Why Sir John Key won't resign: there's different rules for the rich and powerful
Saturday, 1 June 2019
OPINION: My Dad gave me one really good piece of advice.
Whenever I pointed out blatant unfairness, or unbalanced situations where it was obvious someone was gaining an advantage over someone else, usually me, he'd look me dead in the eyes when I wailed 'life isn't fair!', and say, 'no, it isn't'.
Conversation over.
A sense of unfairness, and wanting to see power held to account, I think has contributed to the explosion of interest in the call for former prime minister Sir John Key, chairman of our biggest bank, to resign.
**READ MORE:
* Former BNZ chairman calls for Sir John Key to be forced to resign
* Reserve Bank censures ANZ for 'persistent weakness in process'
* Reserve Bank plan 'has significant negative consequences for our country': banks
* ANZ breaches conditions of registration; no punishment from Reserve Bank
* Reserve Bank slams Westpac over 'serious non-compliance' with risk rules
* ANZ chief executive on extended sick leave**
Let me recap.
ANZ's board, led by the former leader of our country, had been signing off on an operational risk model (which works out how much capital the bank needs in case of a shock or economic downturn) that had actually been dumped in 2014.
How did this come about? The Reserve Bank 'had encouraged' ANZ to review its attestation process, through which bank directors assess whether the bank is complying with the conditions of its regulations. It was only after this nudge that ANZ discovered the problem.
But before you get hot about it, it's cool. The Reserve Bank made it hold more money in case of a rainy day rather than lend it out in profitable ways like mortgages.
When the Reserve Bank found out, it stripped ANZ of its right to calculate how much risk capital it will hold. Yes, it used to be able to decide this itself.
This means our biggest bank is required to hold a further $277 million, taking it to a total of about $760m in case of bad news.
Ouchie.
Now, ANZ won't like this one bit. This ruling increases the minimum capital ANZ must hold by around 60 per cent.
As Simplicity founder Sam Stubbs has pointed out, one reason profits are so high here is the Australian owned banks have to provide less capital than locally owned banks to support their lending.

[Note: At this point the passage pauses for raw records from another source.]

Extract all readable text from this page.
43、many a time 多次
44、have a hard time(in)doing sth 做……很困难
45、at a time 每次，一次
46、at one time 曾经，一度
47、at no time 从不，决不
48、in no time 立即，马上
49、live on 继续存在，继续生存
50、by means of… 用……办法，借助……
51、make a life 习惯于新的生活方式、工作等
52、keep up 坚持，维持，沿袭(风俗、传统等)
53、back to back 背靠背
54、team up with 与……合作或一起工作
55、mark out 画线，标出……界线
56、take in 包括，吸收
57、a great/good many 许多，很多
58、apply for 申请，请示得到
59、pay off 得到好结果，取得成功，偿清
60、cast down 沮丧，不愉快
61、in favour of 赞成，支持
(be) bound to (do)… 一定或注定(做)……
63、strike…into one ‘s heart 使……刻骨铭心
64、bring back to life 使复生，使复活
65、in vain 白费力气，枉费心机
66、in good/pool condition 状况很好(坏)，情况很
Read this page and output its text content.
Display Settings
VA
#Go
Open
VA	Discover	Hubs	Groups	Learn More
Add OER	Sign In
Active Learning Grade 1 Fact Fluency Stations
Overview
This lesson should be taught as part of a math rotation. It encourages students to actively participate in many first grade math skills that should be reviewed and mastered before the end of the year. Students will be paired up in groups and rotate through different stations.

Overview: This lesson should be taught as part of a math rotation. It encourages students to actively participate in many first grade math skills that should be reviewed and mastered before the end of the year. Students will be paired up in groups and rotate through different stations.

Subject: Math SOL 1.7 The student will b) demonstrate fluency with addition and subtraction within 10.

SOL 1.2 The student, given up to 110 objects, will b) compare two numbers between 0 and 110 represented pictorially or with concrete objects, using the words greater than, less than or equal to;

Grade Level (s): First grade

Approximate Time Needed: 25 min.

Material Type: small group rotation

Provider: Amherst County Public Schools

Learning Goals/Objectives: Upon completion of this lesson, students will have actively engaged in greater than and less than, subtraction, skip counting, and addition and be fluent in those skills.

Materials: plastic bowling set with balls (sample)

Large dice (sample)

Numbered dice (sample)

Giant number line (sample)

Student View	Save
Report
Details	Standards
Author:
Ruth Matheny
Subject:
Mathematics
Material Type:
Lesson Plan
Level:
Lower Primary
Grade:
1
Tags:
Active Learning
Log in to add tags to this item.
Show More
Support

So this will hurt ANZ in the wallet. But with the chunky-profits these Aussie banks make here, I think ANZ (who earned a record profit a sniff under $2 billion in the last financial year just in New Zealand) will cope.
But no-one has been held to account.
Unlike former BNZ chairman Kerry McDonald, who wrote to Reserve Bank governor Adrian Orr to call for heads to roll, I am neither amazed, nor surprised, at the penalty imposed on the bank. Thanks Dad.
He argues that Key, chief executive David Hisco, the highest paid bank executive in New Zealand who is currently off on sick leave, and several others, at ANZ should resign.
The bank's board had been signing this off for years, apparently without noticing if you give them the benefit of the doubt.
And it has to be said, Sir John Key wasn't there in 2014, 2015 or 2016 - joining the bank with his shiny new title smartly after leaving Parliament in 2017.
The board is stocked with people who you might assume would know a thing or three about bank capital.
There is of course chief executive David Hisco, ANZ Australia big boss Shayne Elliot, Air New Zealand chairman Tony Carter, Mercury and The Warehouse group chairperson Joan Withers, along with UDC Finance chairman Mark Verbiest and ANZ chief financial officer Michelle Jablko.
And while life, yes Dad, isn't fair - is it true that life is less fair for ordinary people than it is for big banks, corporates, and bigwigs with fancy titles like Sir John Key?
You only have to look at the white-collar crooks who get home detention in Auckland mansions for ripping off Kiwis with sophisticated scams masquerading as investments, versus the person on a benefit who had a partner that kept coming and going, and so it was found they've cheated the taxpayer.
Lock them up.
Or the exorbitant costs and compliance levelled on people by councils who just want to build a home to live in, while at the same time they sign off on poorly-built, unsafe shoebox high-rises and leaky builds and allow, and even approve, a mass destruction of ordinary people's wealth.
Still waiting for accountability there, too.
It's why when we get a letter from Inland Revenue about a tax return we freak out and call our tax agent, whereas companies will routinely go bust owing employees' PAYE, KiwiSaver entitlements, holiday pay and you can forget about your redundancy, you dreamer.
Maybe life isn't fair, but the lack of a head on a spike certainly makes it feel less so, where there has been a clear failure of governance and leadership from those who are so handsomely rewarded, and widely lauded, for holding these roles.
Clearly, the approach taken with Westpac in 2017 to force the bank to hold more cash on its balance sheet after the Reserve Bank found 'serious shortcomings and non-compliance' in its risk models didn't scare anyone.
Boo.
*This story has been corrected to update the ANZ New Zealand board members.